Danny Brown changes directions on new album


Eli Thomas, Co-Entertainment Editor

Detroit rapper Daniel Sewell, better known by his stage name Danny Brown, released his fifth studio album, uknowhatimsayin¿, Oct. 4. Since Brown hit the mainstream about a decade ago, he has had some of the most idiosyncratic deliveries, flows, and beats of anybody in the industry. On his previous album, Atrocity Exhibition, Brown’s voice and instrumental choices made for one of the most challenging and difficult to make sense of hip hop albums of the decade. The experimental edge of this album did not necessarily benefit it completely, but thankfully Danny toned things on for his latest record.
This change in style may be due to the fact that this album saw an array of new producers such as Q-Tip, the producer for legendary Hip-Hop grou; A Tribe Called Quest. There is also Jazz and Electronic legend Flying Lotus, who provides one of the most head-bopping, groovy instrumentals amongst the 11 songs.
This song also features JPEGMAFIA, who’s vocals on the hook are unsettling but yet perfect. It would have been nice to hear him rap especially since Brown and his abrasive, experimental styles go together pretty well. JPEGMAFIA continues to contribute by producing “3 Tearz” featuring Run the Jewels. This track sounds like something by the most gangster and braggadocious rap group from the 90’s. This level of confidence and swagger can also be found in the song “Savage Nomad” which features Brown flowing over an electric guitar sample that matches the classic hip-hop aesthetic of the song perfectly. The instrumentals on this album are not all hard-hitting, however.
There are some relaxed and atmospheric beats like on the title track where the euphoric synths and vocals from, Nigerian singer, Obongjayar make for a high mark on the record. Perhaps the second best song on the album is the closer, “Combat.” Q-Tip’s saxophone driven production makes it feel like an old Tribe Called Quest beat. The only real dud instrumentally is the penultimate song, “Shine.” The song itself is pretty sleep inducing and is too minimal to live up to the standard that the other 10 songs have set.

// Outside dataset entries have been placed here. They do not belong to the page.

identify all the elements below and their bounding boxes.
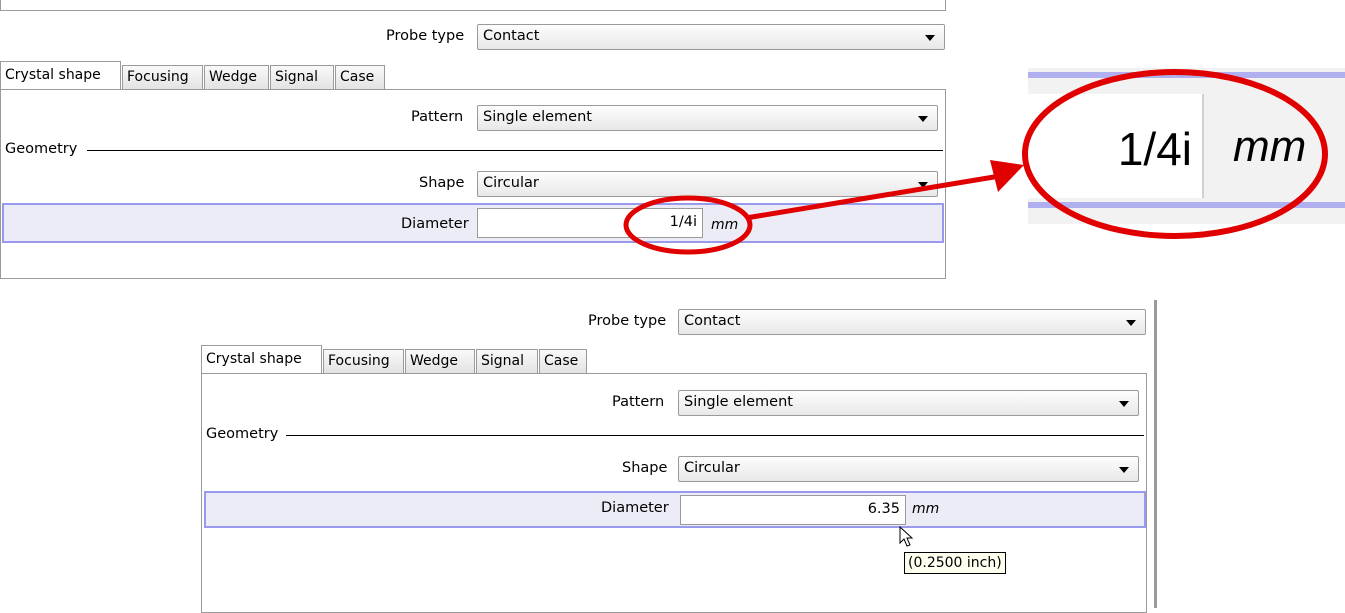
diameter-input[interactable]: 1/4i [477,208,703,238]
scrollbar-track[interactable] [1154,300,1157,608]
top-properties-panel: Probe type Contact Crystal shape Focusin… [0,0,948,279]
zoom-value: 1/4i [1117,123,1192,175]
zoom-inset: 1/4i mm [1028,68,1345,224]
pointer-arrow-head [990,160,1024,192]
bottom-properties-panel: Probe type Contact Crystal shape Focusin… [201,300,1161,613]
tab-case[interactable]: Case [335,65,385,89]
zoom-field: 1/4i [1028,94,1204,198]
diameter-input[interactable]: 6.35 [680,495,906,525]
chevron-down-icon[interactable] [918,116,928,122]
probe-type-value: Contact [684,313,741,329]
probe-type-label: Probe type [588,313,667,329]
diameter-tooltip: (0.2500 inch) [904,552,1006,574]
chevron-down-icon[interactable] [1119,467,1129,473]
diameter-row [204,491,1146,528]
diameter-value: 1/4i [669,214,697,230]
shape-dropdown[interactable]: Circular [678,456,1139,482]
pattern-label: Pattern [411,109,464,125]
zoom-top-band [1028,72,1345,78]
tab-content: Pattern Single element Geometry Shape Ci… [0,89,946,279]
tab-wedge[interactable]: Wedge [405,349,475,373]
tab-crystal-shape[interactable]: Crystal shape [0,61,121,90]
shape-label: Shape [419,175,465,191]
tab-focusing[interactable]: Focusing [122,65,203,89]
probe-type-dropdown[interactable]: Contact [678,309,1146,335]
shape-label: Shape [622,460,668,476]
panel-top-border [0,0,946,11]
pattern-label: Pattern [612,394,665,410]
zoom-unit: mm [1233,122,1307,171]
geometry-label: Geometry [206,426,279,442]
tab-crystal-shape[interactable]: Crystal shape [201,345,322,374]
tab-signal[interactable]: Signal [476,349,538,373]
diameter-label: Diameter [601,500,669,516]
tab-wedge[interactable]: Wedge [204,65,269,89]
tab-bar: Crystal shape Focusing Wedge Signal Case [0,61,400,90]
chevron-down-icon[interactable] [1119,401,1129,407]
tab-focusing[interactable]: Focusing [323,349,404,373]
mouse-cursor-icon [899,526,914,547]
chevron-down-icon[interactable] [1126,320,1136,326]
diameter-row [2,203,944,243]
tab-case[interactable]: Case [539,349,587,373]
chevron-down-icon[interactable] [925,35,935,41]
probe-type-value: Contact [483,28,540,44]
tab-signal[interactable]: Signal [270,65,334,89]
chevron-down-icon[interactable] [918,182,928,188]
diameter-unit: mm [711,217,739,233]
pattern-dropdown[interactable]: Single element [678,390,1139,416]
tab-bar: Crystal shape Focusing Wedge Signal Case [201,345,601,374]
shape-value: Circular [684,460,740,476]
probe-type-dropdown[interactable]: Contact [477,24,945,50]
pattern-value: Single element [483,109,592,125]
pattern-value: Single element [684,394,793,410]
geometry-divider [286,435,1144,436]
zoom-bottom-band [1028,202,1345,208]
geometry-label: Geometry [5,141,78,157]
tab-content: Pattern Single element Geometry Shape Ci… [201,373,1147,613]
shape-value: Circular [483,175,539,191]
pattern-dropdown[interactable]: Single element [477,105,938,131]
probe-type-label: Probe type [386,28,465,44]
diameter-unit: mm [912,501,940,517]
diameter-label: Diameter [401,216,469,232]
shape-dropdown[interactable]: Circular [477,171,938,197]
diameter-value: 6.35 [867,501,900,517]
geometry-divider [87,150,943,151]
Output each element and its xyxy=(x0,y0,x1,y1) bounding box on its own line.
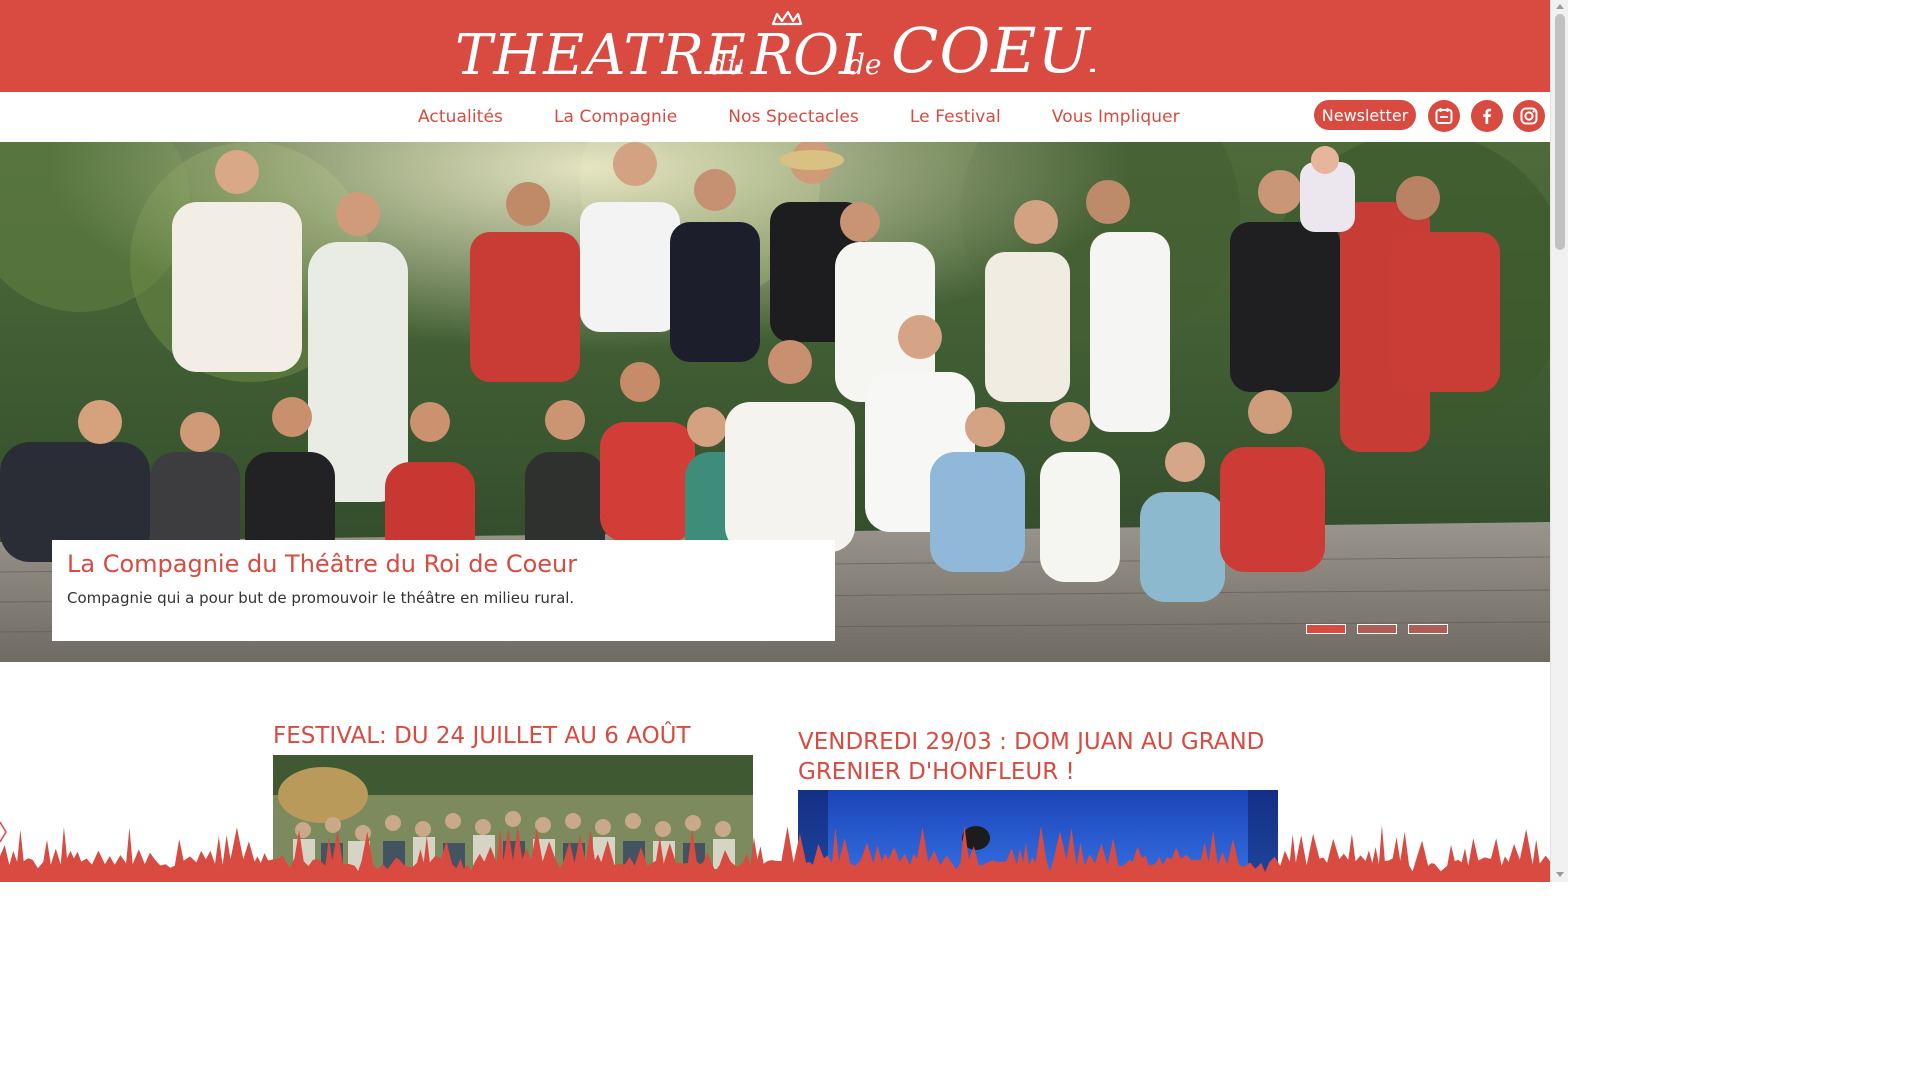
calendar-icon[interactable] xyxy=(1428,100,1460,132)
nav-link-la-compagnie[interactable]: La Compagnie xyxy=(554,107,677,127)
svg-text:THEATRE: THEATRE xyxy=(455,23,747,86)
page-scrollbar[interactable] xyxy=(1550,0,1568,882)
news-title-dom-juan[interactable]: VENDREDI 29/03 : DOM JUAN AU GRAND GRENI… xyxy=(798,727,1278,787)
grass-border xyxy=(0,821,1550,882)
newsletter-button[interactable]: Newsletter xyxy=(1314,100,1416,130)
instagram-icon[interactable] xyxy=(1513,100,1545,132)
slider-dot-1[interactable] xyxy=(1306,624,1346,634)
nav-link-actualites[interactable]: Actualités xyxy=(418,107,503,127)
nav-links: Actualités La Compagnie Nos Spectacles L… xyxy=(418,92,1180,142)
site-header: THEATRE du ROI de COEUR xyxy=(0,0,1550,92)
nav-link-le-festival[interactable]: Le Festival xyxy=(910,107,1001,127)
site-logo[interactable]: THEATRE du ROI de COEUR xyxy=(455,6,1095,86)
slider-dot-3[interactable] xyxy=(1408,624,1448,634)
svg-text:COEUR: COEUR xyxy=(891,14,1095,86)
slider-dot-2[interactable] xyxy=(1357,624,1397,634)
main-nav: Actualités La Compagnie Nos Spectacles L… xyxy=(0,92,1550,142)
hero-title[interactable]: La Compagnie du Théâtre du Roi de Coeur xyxy=(67,550,577,578)
scroll-thumb[interactable] xyxy=(1555,14,1565,250)
facebook-icon[interactable] xyxy=(1471,100,1503,132)
hero-slider[interactable]: La Compagnie du Théâtre du Roi de Coeur … xyxy=(0,142,1550,662)
hero-subtitle: Compagnie qui a pour but de promouvoir l… xyxy=(67,589,575,607)
hero-caption: La Compagnie du Théâtre du Roi de Coeur … xyxy=(52,540,835,641)
nav-link-nos-spectacles[interactable]: Nos Spectacles xyxy=(728,107,859,127)
nav-link-vous-impliquer[interactable]: Vous Impliquer xyxy=(1052,107,1180,127)
svg-text:du: du xyxy=(709,48,745,81)
svg-text:de: de xyxy=(847,48,882,81)
scroll-down-arrow-icon[interactable] xyxy=(1556,872,1564,877)
scroll-up-arrow-icon[interactable] xyxy=(1556,4,1564,9)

The sound of the music is the real highlight of the whole album. That is not to take away from the lyrical content of theses songs, in fact Brown sticks out from a songwriting perspective when it comes to a Rap industry where most half heartedly phone it in on a consistent basis. Brown actually provides a lot of interesting and well thought out lyrics about everything from dealing with fame on the stripped-back opener, “Change up” to trying to be an optimist about his position in life on the string infused “Best Life.” Almost all of these songs have their own lyrical themes, which is a good and bad things. It shows great song-writing skills by Brown to be able to write this many focused songs. However, it would have been nice to have maybe one or two overall themes or concepts on this album. Brown is certainly capable of this as his last album was centered around themes of chaos, insanity, and drug abuse. Unfortunately, there is not a lot of things here that link these tracks together.
Despite the fact that Danny Brown did not come through with a more focused cohesive project, uknowhatimsayin¿ is still a solid collection of good and sometimes even great songs. It was nice to hear Brown embrace a more friendly sound on this record and try something new. For these reasons, uknowhatimsayin¿ gets an 8/10.